Reading people’s emotions can be a roadblock for some ASD pre-teens and teens, too. One of the easiest ways to overcome this is to practice emotional identification using visual aids and flash cards. Photographic examples can be especially helpful in teaching facial cues and body language. We’ve got a couple of fine examples here and here.
When reviewing the cards, ask your teen what they think the person in the photo is feeling, then follow-up by asking how they might start a conversation with them. Or, if perhaps the person in the photo doesn’t want to be talked to, give them examples on how to navigate that situation.
Making it a habit
To help these tips become a routine or habit, it’s a good idea to role play it all out first with your kid. That gives them the opportunity to begin to understand the situations that they could face. Kids must learn though example and practice, so try to expose them to as many scenarios as possible, even the less than friendly potentials. Yes, we know it’s scary, but preparing your child for the social obstacles they may face can help build confidence.
In preparation of a negative social situation, equip your child with a routine or response that helps them remain calm and neutral. If a situation starts to make them they feel too uncomfortable, let them know it’s okay to get an adult involved.
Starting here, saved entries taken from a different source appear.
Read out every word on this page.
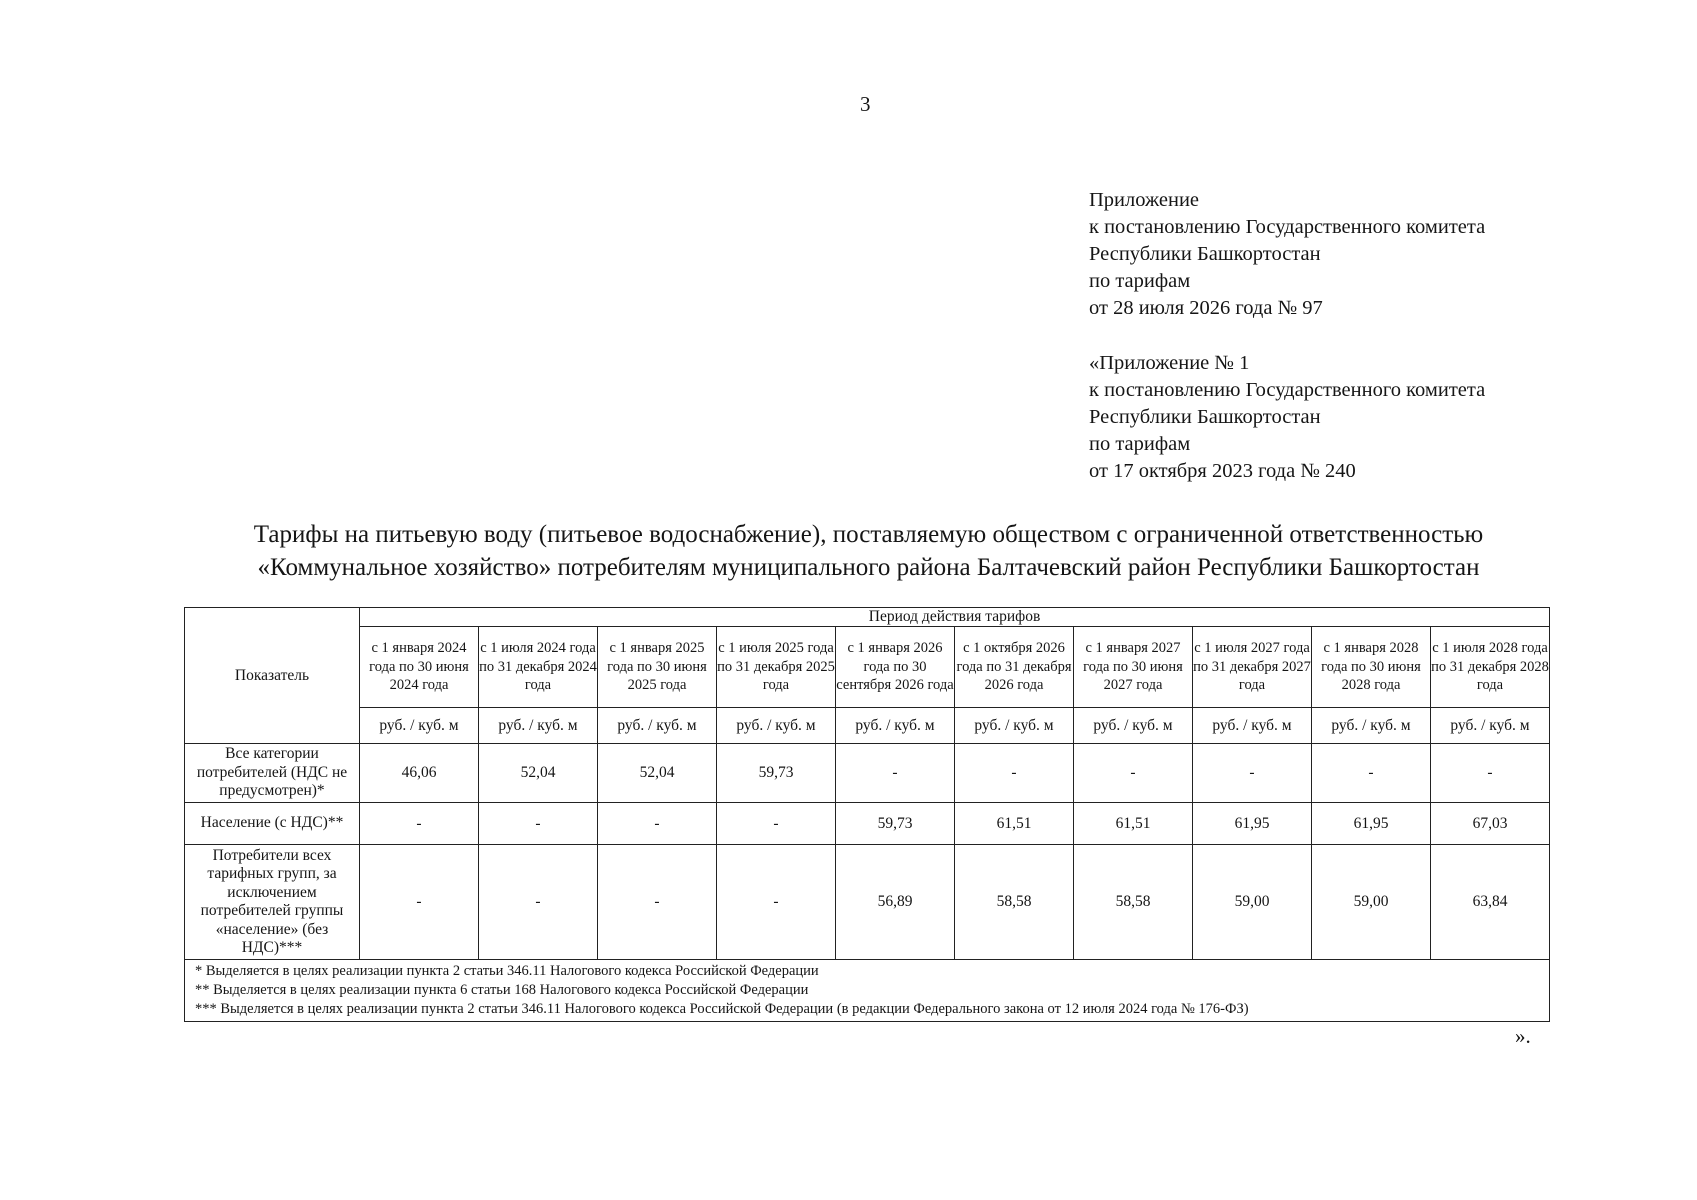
3
Приложение
к постановлению Государственного комитета
Республики Башкортостан
по тарифам
от 28 июля 2026 года № 97
«Приложение № 1
к постановлению Государственного комитета
Республики Башкортостан
по тарифам
от 17 октября 2023 года № 240
Тарифы на питьевую воду (питьевое водоснабжение), поставляемую обществом с ограниченной ответственностью
«Коммунальное хозяйство» потребителям муниципального района Балтачевский район Республики Башкортостан
Показатель	Период действия тарифов									
	с 1 января 2024 года по 30 июня 2024 года	с 1 июля 2024 года по 31 декабря 2024 года	с 1 января 2025 года по 30 июня 2025 года	с 1 июля 2025 года по 31 декабря 2025 года	с 1 января 2026 года по 30 сентября 2026 года	с 1 октября 2026 года по 31 декабря 2026 года	с 1 января 2027 года по 30 июня 2027 года	с 1 июля 2027 года по 31 декабря 2027 года	с 1 января 2028 года по 30 июня 2028 года	с 1 июля 2028 года по 31 декабря 2028 года
	руб. / куб. м	руб. / куб. м	руб. / куб. м	руб. / куб. м	руб. / куб. м	руб. / куб. м	руб. / куб. м	руб. / куб. м	руб. / куб. м	руб. / куб. м
Все категории потребителей (НДС не предусмотрен)*	46,06	52,04	52,04	59,73	-	-	-	-	-	-
Население (с НДС)**	-	-	-	-	59,73	61,51	61,51	61,95	61,95	67,03
Потребители всех тарифных групп, за исключением потребителей группы «население» (без НДС)***	-	-	-	-	56,89	58,58	58,58	59,00	59,00	63,84

* Выделяется в целях реализации пункта 2 статьи 346.11 Налогового кодекса Российской Федерации
** Выделяется в целях реализации пункта 6 статьи 168 Налогового кодекса Российской Федерации
*** Выделяется в целях реализации пункта 2 статьи 346.11 Налогового кодекса Российской Федерации (в редакции Федерального закона от 12 июля 2024 года № 176-ФЗ)										
».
Unhealthy friendships and negative social interactions at school are often best handled with an adult as a mediator.
Watch movies, watch YouTube, and try to immerse them in any visuals that could help them comprehend how to navigate different situations and use their social skills. Learning from example and incorporating into routine is a great way to familiarize your child with socializing.
Be cognizant of situations and limitations
Even the best communicators in the world have rough days. Limits exist. Difficult situations will happen. While you can’t be there for every social interaction they’ll have in their day, you can equip your teen with a “tool box” of positive examples and habits from which to pull. With a little practice and parental encouragement, their social interactions may start to be a whole lot smoother.